La partita Cagliari-Udinese, giocata sabato pomeriggio, ha fatto scattare una serie di indagini dopo le presunte offese razziste rivolte dal calciatore Alberto Dossena nei confronti dell’attaccante dell’Udinese Keinan Davis. A seguito di questi episodi, la Procura della Figc ha prontamente avviato le verifiche per fare luce sulla vicenda.
Il procuratore federale Giuseppe Chinè ha incaricato dei propri ispettori per raccogliere tutte le informazioni necessarie. “Al termine della partita gli ispettori incaricati dal procuratore federale Giuseppe Chinè hanno immediatamente avviato le verifiche per ricostruire nel dettaglio la vicenda”. Gli accertamenti si sono concentrati principalmente sulla testimonianza diretta dei giocatori coinvolti, del direttore di gara e dei dirigenti presenti, con l’intento di ricostruire in maniera precisa ciò che sarebbe accaduto durante il match.
Indagini in corso tra testimonianze e video
Nel corso delle ore successive al match, gli ispettori della Procura Federale hanno raccolto numerose dichiarazioni da parte dei calciatori coinvolti, nonché del direttore di gara e dei dirigenti presenti allo stadio. Le testimonianze sono state cruciali per cercare di chiarire l’esatta natura delle parole pronunciate durante il confronto tra i due atleti in campo.
Tuttavia, le indagini si stanno rivelando complesse, poiché il materiale video acquisito non ha fornito indicazioni decisive.
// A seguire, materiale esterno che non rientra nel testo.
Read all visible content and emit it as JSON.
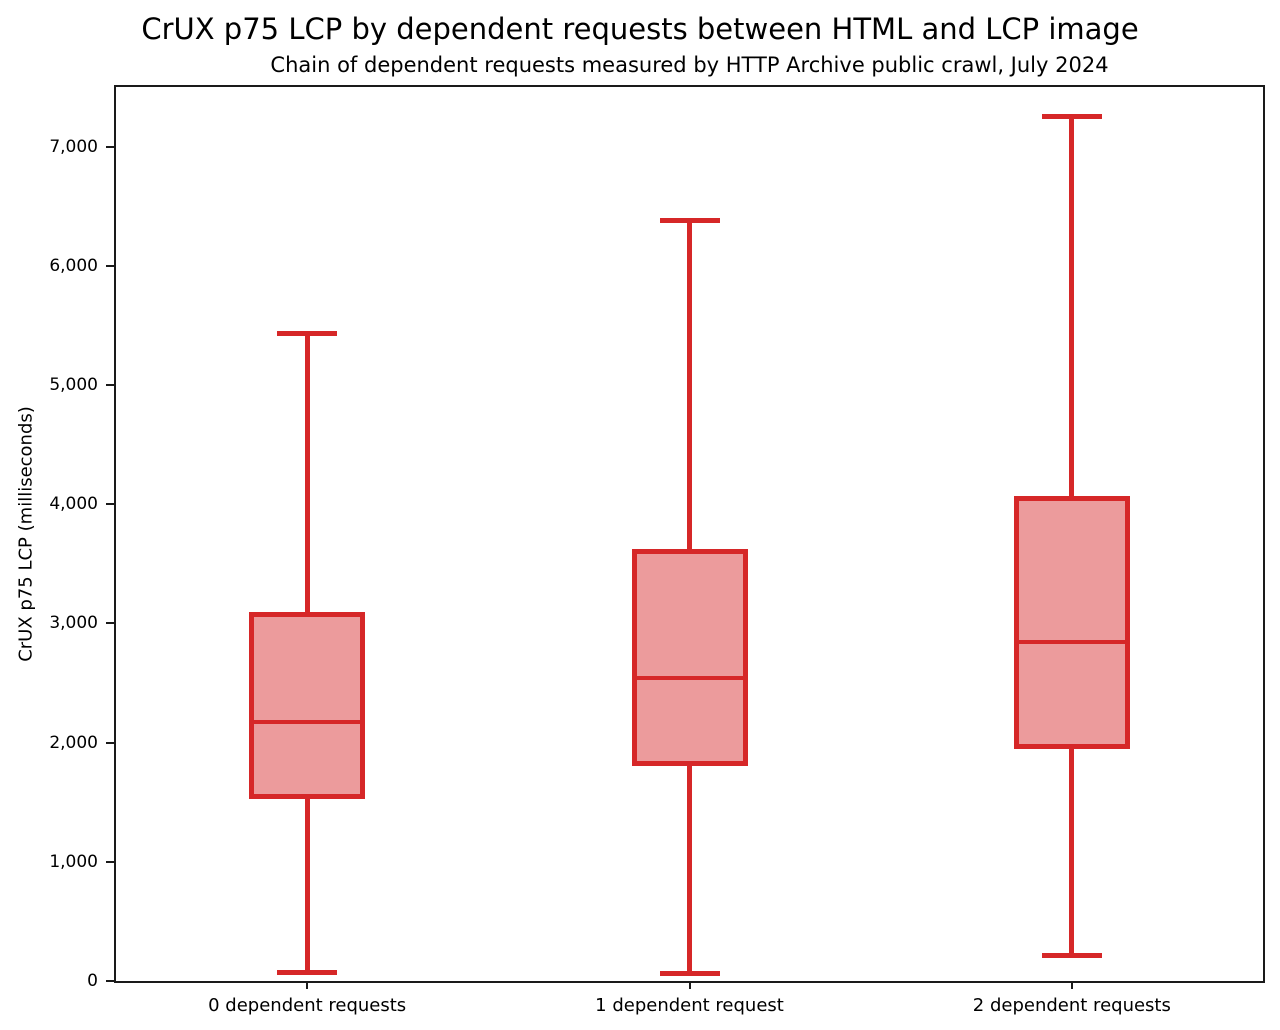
{
  "chart_data": {
    "type": "boxplot",
    "title": "CrUX p75 LCP by dependent requests between HTML and LCP image",
    "subtitle": "Chain of dependent requests measured by HTTP Archive public crawl, July 2024",
    "ylabel": "CrUX p75 LCP (milliseconds)",
    "xlabel": "",
    "ylim": [
      0,
      7500
    ],
    "yticks": [
      0,
      1000,
      2000,
      3000,
      4000,
      5000,
      6000,
      7000
    ],
    "ytick_labels": [
      "0",
      "1,000",
      "2,000",
      "3,000",
      "4,000",
      "5,000",
      "6,000",
      "7,000"
    ],
    "categories": [
      "0 dependent requests",
      "1 dependent request",
      "2 dependent requests"
    ],
    "series": [
      {
        "category": "0 dependent requests",
        "whisker_low": 75,
        "q1": 1525,
        "median": 2170,
        "q3": 3095,
        "whisker_high": 5430
      },
      {
        "category": "1 dependent request",
        "whisker_low": 65,
        "q1": 1800,
        "median": 2540,
        "q3": 3620,
        "whisker_high": 6380
      },
      {
        "category": "2 dependent requests",
        "whisker_low": 210,
        "q1": 1950,
        "median": 2840,
        "q3": 4070,
        "whisker_high": 7250
      }
    ],
    "grid": false,
    "legend": "none",
    "colors": {
      "box_edge": "#d62728",
      "box_fill": "#ec9b9c",
      "axis": "#1a1a1a",
      "text": "#000000"
    }
  }
}
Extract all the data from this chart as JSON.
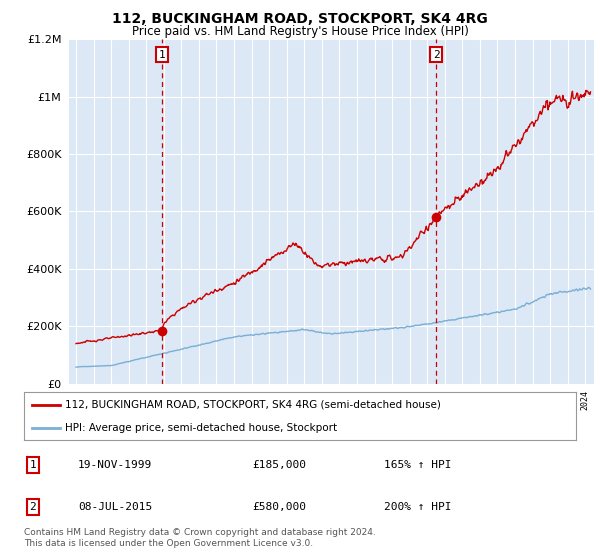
{
  "title": "112, BUCKINGHAM ROAD, STOCKPORT, SK4 4RG",
  "subtitle": "Price paid vs. HM Land Registry's House Price Index (HPI)",
  "footnote": "Contains HM Land Registry data © Crown copyright and database right 2024.\nThis data is licensed under the Open Government Licence v3.0.",
  "legend_line1": "112, BUCKINGHAM ROAD, STOCKPORT, SK4 4RG (semi-detached house)",
  "legend_line2": "HPI: Average price, semi-detached house, Stockport",
  "transaction1_date": "19-NOV-1999",
  "transaction1_price": "£185,000",
  "transaction1_hpi": "165% ↑ HPI",
  "transaction2_date": "08-JUL-2015",
  "transaction2_price": "£580,000",
  "transaction2_hpi": "200% ↑ HPI",
  "transaction1_year": 1999.88,
  "transaction2_year": 2015.52,
  "transaction1_value": 185000,
  "transaction2_value": 580000,
  "ylim": [
    0,
    1200000
  ],
  "xlim": [
    1994.6,
    2024.5
  ],
  "background_color": "#ffffff",
  "plot_bg_color": "#dce8f5",
  "red_color": "#cc0000",
  "blue_color": "#7aafd4",
  "grid_color": "#ffffff",
  "dashed_line_color": "#cc0000"
}
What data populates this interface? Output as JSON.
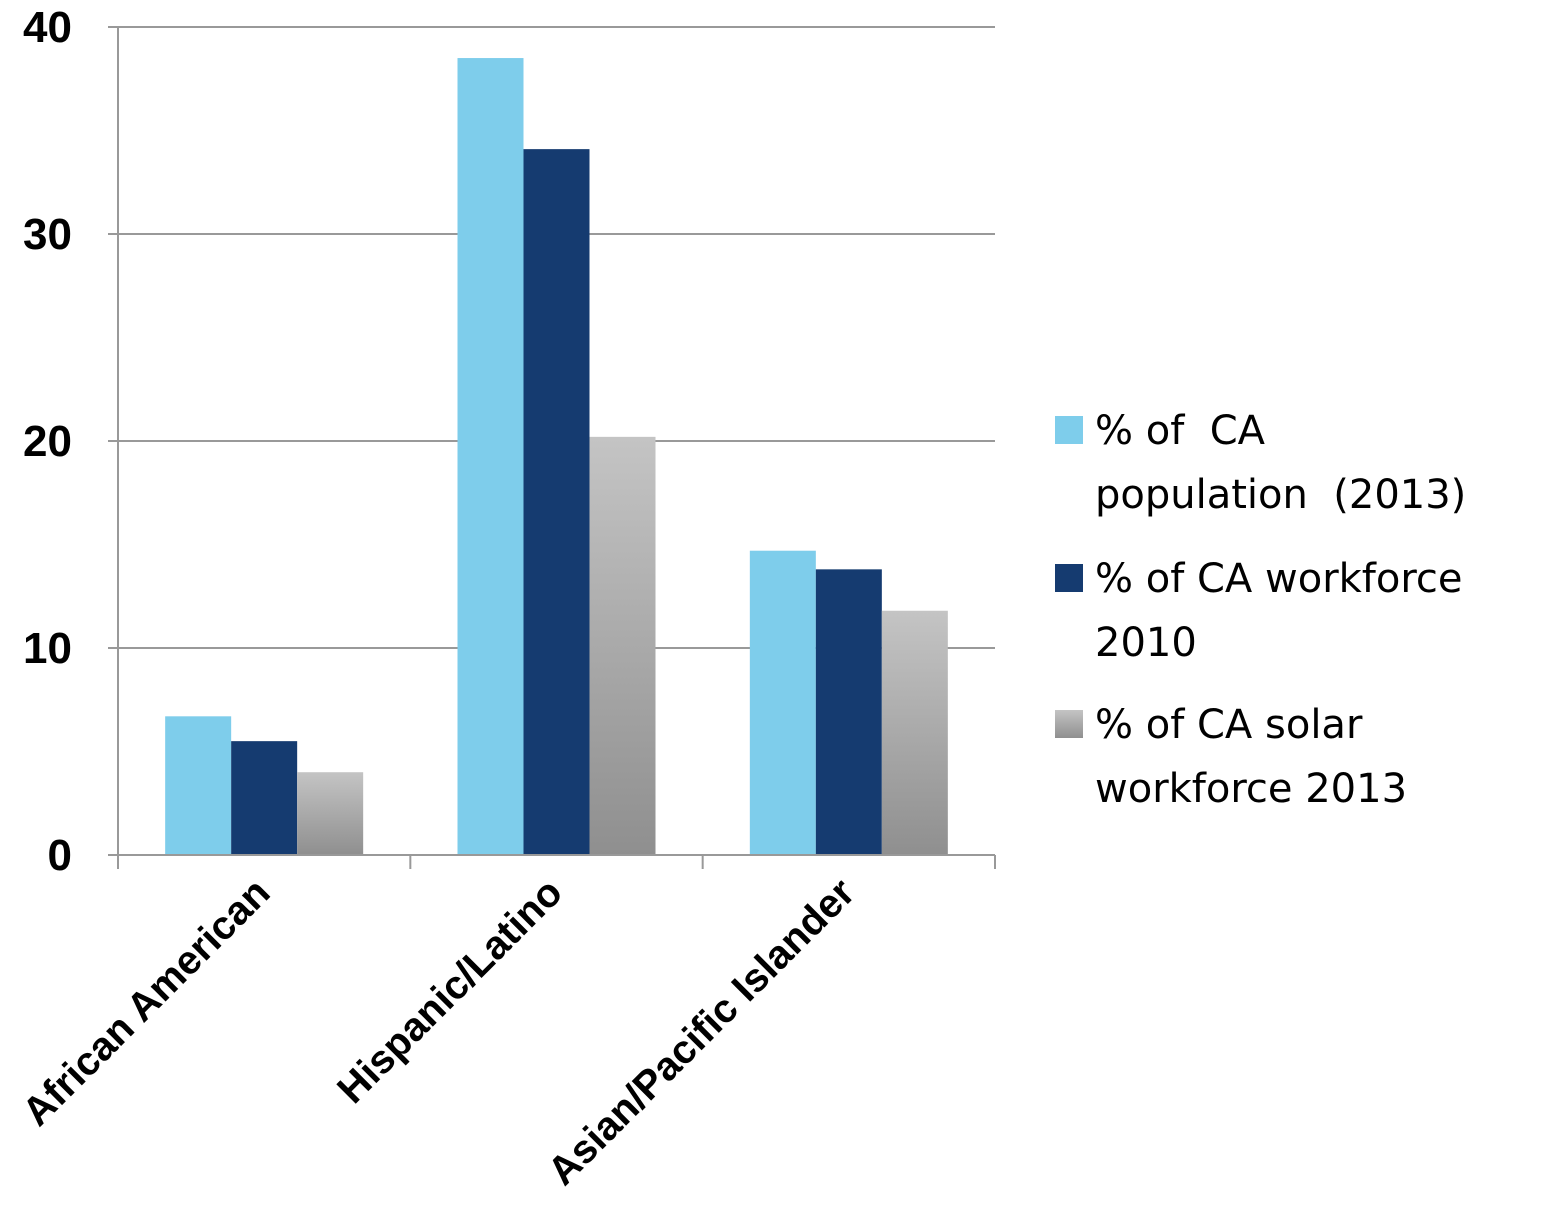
{
  "chart_data": {
    "type": "bar",
    "title": "",
    "xlabel": "",
    "ylabel": "",
    "ylim": [
      0,
      40
    ],
    "yticks": [
      0,
      10,
      20,
      30,
      40
    ],
    "grid": true,
    "legend_position": "right",
    "categories": [
      "African American",
      "Hispanic/Latino",
      "Asian/Pacific Islander"
    ],
    "series": [
      {
        "name": "% of  CA population (2013)",
        "legend_lines": [
          "% of  CA",
          "population  (2013)"
        ],
        "color": "#7ecdeb",
        "values": [
          6.7,
          38.5,
          14.7
        ]
      },
      {
        "name": "% of CA workforce 2010",
        "legend_lines": [
          "% of CA workforce",
          "2010"
        ],
        "color": "#153b70",
        "values": [
          5.5,
          34.1,
          13.8
        ]
      },
      {
        "name": "% of CA solar workforce 2013",
        "legend_lines": [
          "% of CA solar",
          "workforce 2013"
        ],
        "color": "#a6a6a6",
        "values": [
          4.0,
          20.2,
          11.8
        ]
      }
    ]
  }
}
Secondo quanto riferito da La Gazzetta dello Sport, i video analizzati finora non sono stati in grado di chiarire in modo inequivocabile quanto accaduto. “Dalle immagini analizzate non emergerebbero infatti dettagli sufficienti per leggere eventuali labiali o ricostruire con certezza il contenuto delle frasi pronunciate”, hanno dichiarato gli investigatori. Questa mancanza di evidenze visive rende ancora più centrale il confronto tra le versioni fornite dai protagonisti.
Il precedente Acerbi-Juan Jesus: un caso simile
La vicenda ricorda quanto accaduto due stagioni fa in un altro caso simile, quello che coinvolse Francesco Acerbi e Juan Jesus. In quell’occasione, la mancanza di prove audiovisive definitive rese particolarmente difficile il lavoro della giustizia sportiva. La principale difficoltà, come nel caso attuale, fu proprio l’assenza di elementi oggettivi che potessero confermare in modo incontrovertibile le accuse di insulti razzisti.
Cosa succederà ora?
Ora che le indagini sono in corso, la Procura della Figc è in attesa di ricevere tutte le informazioni necessarie per prendere una decisione definitiva. Nelle prossime ore, Giuseppe Chinè trasmetterà la documentazione raccolta al Giudice Sportivo, il quale avrà il compito di valutare la situazione e stabilire eventuali provvedimenti. Non si esclude che vengano richiesti ulteriori approfondimenti, tra cui nuove registrazioni video o l’analisi degli audio tra l’arbitro e la sala VAR, per chiarire ogni aspetto dell’incidente.